# Spherical momentums in terms of cartesian momentums and coordinates [closed]

I want to prove the equations for spherical momentas, in terms of Cartesian momentas and Cartesian coordinates. If $p_r=m\dot r$, $p_\theta=mr^2\dot\theta^2$, $p_\phi=mr^2\dot\phi\sin^2\theta$, prove that \begin{align} p_r&=\frac{xp_x+yp_y+zp_z}{\sqrt{x^2+y^2+z^2}}\\ p_\theta&= \frac{(p_x x+p_y y)z-p_z(x^2+y^2)}{\sqrt{x^2+y^2}}\\ p_\phi &=xp_y-yp_x \end{align} where $x=r\sin\theta\sin\phi$, $y=r\sin\theta\sin\phi$ and $z=r\cos\theta$ and my Lagrangian is $$\mathcal{L}=\frac{m}{2}(\dot{r}^2+r^2\dot\theta^2+r^2\dot{\phi}^2\sin^2\theta)$$ Thanks.

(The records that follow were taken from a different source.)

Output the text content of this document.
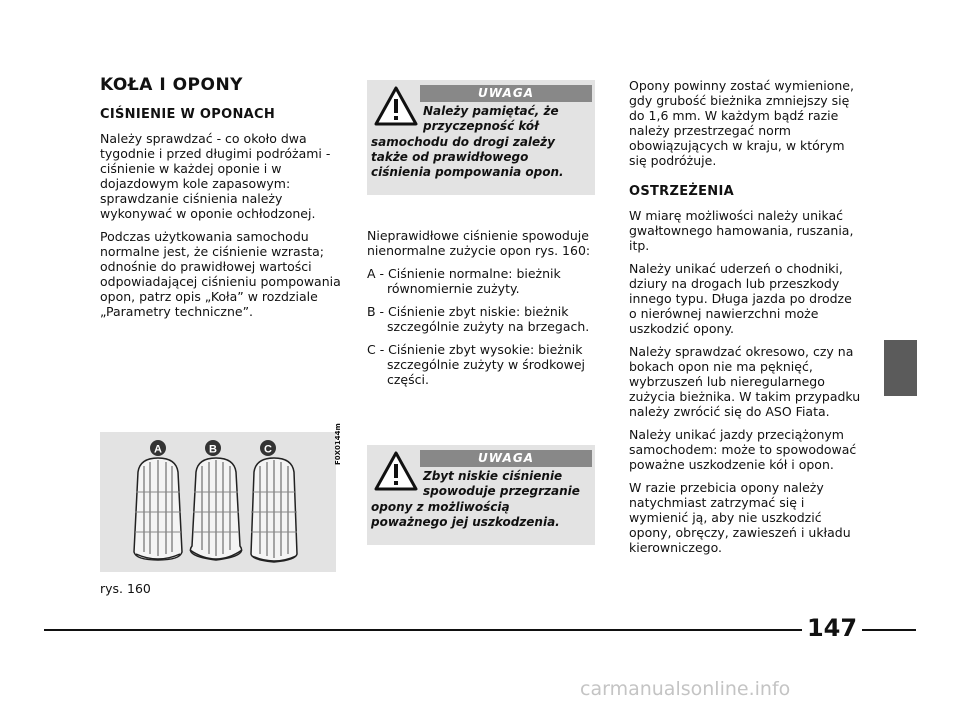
KOŁA I OPONY
CIŚNIENIE W OPONACH

Należy sprawdzać - co około dwa tygodnie i przed długimi podróżami - ciśnienie w każdej oponie i w dojazdowym kole zapasowym: sprawdzanie ciśnienia należy wykonywać w oponie ochłodzonej.

Podczas użytkowania samochodu normalne jest, że ciśnienie wzrasta; odnośnie do prawidłowej wartości odpowiadającej ciśnieniu pompowania opon, patrz opis „Koła” w rozdziale „Parametry techniczne”.

UWAGA
Należy pamiętać, że przyczepność kół
samochodu do drogi zależy także od prawidłowego ciśnienia pompowania opon.

Nieprawidłowe ciśnienie spowoduje nienormalne zużycie opon rys. 160:

A - Ciśnienie normalne: bieżnik równomiernie zużyty.

B - Ciśnienie zbyt niskie: bieżnik szczególnie zużyty na brzegach.

C - Ciśnienie zbyt wysokie: bieżnik szczególnie zużyty w środkowej części.

UWAGA
Zbyt niskie ciśnienie spowoduje przegrzanie
opony z możliwością poważnego jej uszkodzenia.
A	B	C	F0X0144m
rys. 160

Opony powinny zostać wymienione, gdy grubość bieżnika zmniejszy się do 1,6 mm. W każdym bądź razie należy przestrzegać norm obowiązujących w kraju, w którym się podróżuje.

OSTRZEŻENIA

W miarę możliwości należy unikać gwałtownego hamowania, ruszania, itp.

Należy unikać uderzeń o chodniki, dziury na drogach lub przeszkody innego typu. Długa jazda po drodze o nierównej nawierzchni może uszkodzić opony.

Należy sprawdzać okresowo, czy na bokach opon nie ma pęknięć, wybrzuszeń lub nieregularnego zużycia bieżnika. W takim przypadku należy zwrócić się do ASO Fiata.

Należy unikać jazdy przeciążonym samochodem: może to spowodować poważne uszkodzenie kół i opon.

W razie przebicia opony należy natychmiast zatrzymać się i wymienić ją, aby nie uszkodzić opony, obręczy, zawieszeń i układu kierowniczego.

147
carmanualsonline.info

• Your theta-momenta is self-referencing: $p_\theta=p_\theta/mr^2$. I suspect you should have $\ell$ (or some other constant)? You also state that you don't know how to do it in "a clever way", does this mean you can do it in a not clever way? – Kyle Kanos Aug 16 '17 at 10:03
• I edited $p_\theta$ and also deleted the "clever" part. Actually I want any solution in any way. – hyriusen Aug 16 '17 at 11:42
• Well we're not a homework help service, so this question (as written) is considered off-topic. – Kyle Kanos Aug 16 '17 at 11:46

In Cartesian coordinates, $$\mathcal{L}=\frac{m}{2}(\dot{x}^{2}+\dot{y}^{2}+\dot{z}^{2})$$ Since $\mathcal{L}$ doesn't depend on $x,y$ or $z$, momentum is conserved in all 3 dimensions. Those are the $p_{x}, p_{y}, p_{z}$. Just convert from spherical to Cartesian coordinates. $$\dot{r}=\frac{x\dot{x}+y\dot{y}+z\dot{z}}{\sqrt{x^{2}+y^{2}+z^{2}}}$$ $$\dot{\theta}=\frac{1}{\sqrt{x^{2}+y^{2}}}(\frac{z(x\dot{x}+y\dot{y}+z\dot{z})}{r}-\dot{z})$$ Similarly, $$\dot{\phi}=\frac{d}{dt}(arctan(\frac{y}{x}))$$